Cabo Verde: Brief an den Atlantik

Lieber Atlantik,

Weißt du eigentlich, dass du Freiheit für mich bist? Das liegt schon daran, wie du riechst: salzig, frisch und voller Abenteuer. Du bist wild und sanft, manchmal angsteinflößend, manchmal zahm. Du bist temperamentvoll, schäumend und voller Geheimnisse.
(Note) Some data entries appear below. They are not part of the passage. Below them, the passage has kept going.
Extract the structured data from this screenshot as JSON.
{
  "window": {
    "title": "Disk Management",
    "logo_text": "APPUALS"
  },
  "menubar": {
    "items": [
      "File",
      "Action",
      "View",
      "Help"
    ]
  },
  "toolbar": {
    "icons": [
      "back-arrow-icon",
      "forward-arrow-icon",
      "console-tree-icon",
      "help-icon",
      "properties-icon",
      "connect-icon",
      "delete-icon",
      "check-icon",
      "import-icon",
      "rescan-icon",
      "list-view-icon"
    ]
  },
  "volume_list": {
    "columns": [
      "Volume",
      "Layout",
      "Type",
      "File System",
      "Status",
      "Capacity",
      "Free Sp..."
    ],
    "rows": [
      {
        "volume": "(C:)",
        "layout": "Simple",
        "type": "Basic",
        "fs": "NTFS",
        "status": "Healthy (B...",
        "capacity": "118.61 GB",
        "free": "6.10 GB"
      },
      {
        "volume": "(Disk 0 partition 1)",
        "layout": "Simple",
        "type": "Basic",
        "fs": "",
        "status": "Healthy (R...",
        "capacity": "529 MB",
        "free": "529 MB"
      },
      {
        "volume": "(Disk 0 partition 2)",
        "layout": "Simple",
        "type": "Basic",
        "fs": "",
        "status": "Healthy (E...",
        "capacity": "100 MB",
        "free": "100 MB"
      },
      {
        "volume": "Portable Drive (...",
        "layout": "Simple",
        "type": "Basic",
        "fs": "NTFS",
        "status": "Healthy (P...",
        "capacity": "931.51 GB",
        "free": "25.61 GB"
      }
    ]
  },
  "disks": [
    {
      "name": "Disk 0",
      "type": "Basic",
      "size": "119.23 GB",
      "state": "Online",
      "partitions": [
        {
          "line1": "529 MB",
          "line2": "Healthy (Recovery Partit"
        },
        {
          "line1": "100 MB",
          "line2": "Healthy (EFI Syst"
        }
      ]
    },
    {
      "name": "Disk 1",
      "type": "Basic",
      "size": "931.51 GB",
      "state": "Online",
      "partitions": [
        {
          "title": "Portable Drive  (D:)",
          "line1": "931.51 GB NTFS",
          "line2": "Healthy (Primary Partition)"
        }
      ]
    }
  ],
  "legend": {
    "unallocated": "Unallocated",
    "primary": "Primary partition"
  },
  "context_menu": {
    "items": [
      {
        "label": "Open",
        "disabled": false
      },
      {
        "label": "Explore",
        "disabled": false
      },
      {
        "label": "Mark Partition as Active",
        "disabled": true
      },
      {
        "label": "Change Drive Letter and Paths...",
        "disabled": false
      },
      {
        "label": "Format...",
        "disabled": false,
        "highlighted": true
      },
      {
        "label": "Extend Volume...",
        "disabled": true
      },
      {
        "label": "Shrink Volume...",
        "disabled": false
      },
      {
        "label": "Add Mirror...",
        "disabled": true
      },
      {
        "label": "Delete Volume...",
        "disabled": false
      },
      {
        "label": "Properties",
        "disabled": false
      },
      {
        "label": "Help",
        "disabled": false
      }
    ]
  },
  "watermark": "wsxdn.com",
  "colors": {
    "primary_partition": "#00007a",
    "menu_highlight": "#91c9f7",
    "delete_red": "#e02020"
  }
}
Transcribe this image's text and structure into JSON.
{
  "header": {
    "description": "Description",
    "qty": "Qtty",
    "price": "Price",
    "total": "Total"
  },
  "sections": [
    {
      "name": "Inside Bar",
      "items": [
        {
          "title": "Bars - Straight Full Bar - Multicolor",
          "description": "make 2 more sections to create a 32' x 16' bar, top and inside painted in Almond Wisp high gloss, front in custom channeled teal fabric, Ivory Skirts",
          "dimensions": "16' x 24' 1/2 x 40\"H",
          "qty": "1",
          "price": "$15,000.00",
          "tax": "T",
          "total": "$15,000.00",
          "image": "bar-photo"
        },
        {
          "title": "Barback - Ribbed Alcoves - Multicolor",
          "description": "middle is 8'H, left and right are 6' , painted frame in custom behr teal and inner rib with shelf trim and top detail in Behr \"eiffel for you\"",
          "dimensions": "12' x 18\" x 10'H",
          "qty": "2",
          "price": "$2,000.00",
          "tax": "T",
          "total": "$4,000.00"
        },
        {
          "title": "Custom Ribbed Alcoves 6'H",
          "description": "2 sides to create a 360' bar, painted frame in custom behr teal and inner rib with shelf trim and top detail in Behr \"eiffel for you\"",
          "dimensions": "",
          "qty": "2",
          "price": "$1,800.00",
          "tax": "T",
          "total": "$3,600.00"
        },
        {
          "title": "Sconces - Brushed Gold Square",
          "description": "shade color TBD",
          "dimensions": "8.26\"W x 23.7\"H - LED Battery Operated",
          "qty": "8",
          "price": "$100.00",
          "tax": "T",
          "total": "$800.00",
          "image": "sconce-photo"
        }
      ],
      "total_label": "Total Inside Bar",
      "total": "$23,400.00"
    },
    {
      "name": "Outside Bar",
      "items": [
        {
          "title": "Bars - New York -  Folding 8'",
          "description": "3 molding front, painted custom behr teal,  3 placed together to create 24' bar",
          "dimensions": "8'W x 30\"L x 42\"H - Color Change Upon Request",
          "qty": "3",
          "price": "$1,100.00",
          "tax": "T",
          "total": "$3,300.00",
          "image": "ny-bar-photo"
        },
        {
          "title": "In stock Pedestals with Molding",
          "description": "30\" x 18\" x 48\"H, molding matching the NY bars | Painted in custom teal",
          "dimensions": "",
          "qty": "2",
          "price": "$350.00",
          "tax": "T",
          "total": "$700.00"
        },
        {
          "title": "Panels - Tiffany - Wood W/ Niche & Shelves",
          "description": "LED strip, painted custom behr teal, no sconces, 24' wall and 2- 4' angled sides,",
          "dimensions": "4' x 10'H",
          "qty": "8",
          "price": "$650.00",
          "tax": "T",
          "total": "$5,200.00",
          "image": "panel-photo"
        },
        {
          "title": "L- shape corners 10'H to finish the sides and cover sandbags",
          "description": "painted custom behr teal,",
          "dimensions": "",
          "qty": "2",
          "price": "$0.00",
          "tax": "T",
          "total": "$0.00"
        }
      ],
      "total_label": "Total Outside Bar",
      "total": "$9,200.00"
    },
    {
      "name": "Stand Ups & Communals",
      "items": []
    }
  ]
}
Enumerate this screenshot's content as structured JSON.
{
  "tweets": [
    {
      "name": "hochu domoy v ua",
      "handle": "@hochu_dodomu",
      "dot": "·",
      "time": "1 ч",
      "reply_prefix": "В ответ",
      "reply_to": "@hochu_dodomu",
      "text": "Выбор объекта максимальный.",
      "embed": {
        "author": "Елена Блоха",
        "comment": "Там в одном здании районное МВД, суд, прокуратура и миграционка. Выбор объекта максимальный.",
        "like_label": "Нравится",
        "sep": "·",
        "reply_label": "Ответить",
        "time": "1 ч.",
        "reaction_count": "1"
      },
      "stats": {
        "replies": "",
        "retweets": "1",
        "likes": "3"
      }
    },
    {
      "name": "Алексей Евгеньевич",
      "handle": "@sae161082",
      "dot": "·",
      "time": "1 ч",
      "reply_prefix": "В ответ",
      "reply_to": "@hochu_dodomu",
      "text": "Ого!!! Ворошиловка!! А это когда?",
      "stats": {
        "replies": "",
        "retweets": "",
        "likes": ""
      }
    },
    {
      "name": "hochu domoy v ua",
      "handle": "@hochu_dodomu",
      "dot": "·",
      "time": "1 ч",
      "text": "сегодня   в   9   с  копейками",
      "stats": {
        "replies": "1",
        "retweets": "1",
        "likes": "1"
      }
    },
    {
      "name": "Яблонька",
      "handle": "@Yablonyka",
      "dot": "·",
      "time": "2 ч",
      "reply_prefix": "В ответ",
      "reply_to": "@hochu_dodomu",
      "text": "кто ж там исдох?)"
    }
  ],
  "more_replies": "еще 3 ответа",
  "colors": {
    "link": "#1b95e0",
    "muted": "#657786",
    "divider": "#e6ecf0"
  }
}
Jetzt bin ich hier, bei dir, laufe am Strand entlang und freue mich, wenn das Wasser meine Füße erreicht. Es ist ganz sanft und kühl, als wärest du heute besonders vorsichtig. Doch wenn ich ein Stück auf dich zukomme, dir näher sein will, dann lässt du eine Welle heran donnern, die so stark ist, dass es mich fast von den Füßen reißt. Der Sand unter mir verschwindet wie von Zauberhand, die Kälte lässt meinen Atem stocken und für einen kurzen Moment stelle ich mir vor wie das ist, von dir verschlungen zu werden.

 

In Portugal habe ich mich in deine Fluten gestürzt, wollte endlich surfen lernen und eins sein mit dir, aber du wolltest nicht. Stattdessen hast du mich grün und blau geschlagen und an den Strand gespült. Auf Lanzarote habe ich dich von den Klippen aus betrachtet und deine Stärke bewundert und hier, in Cabo Verde, höre ich dir einfach nur zu. Das Rauschen deiner Wellen versetzt mich in eine Art Trance, die Welt um mich herum verblasst.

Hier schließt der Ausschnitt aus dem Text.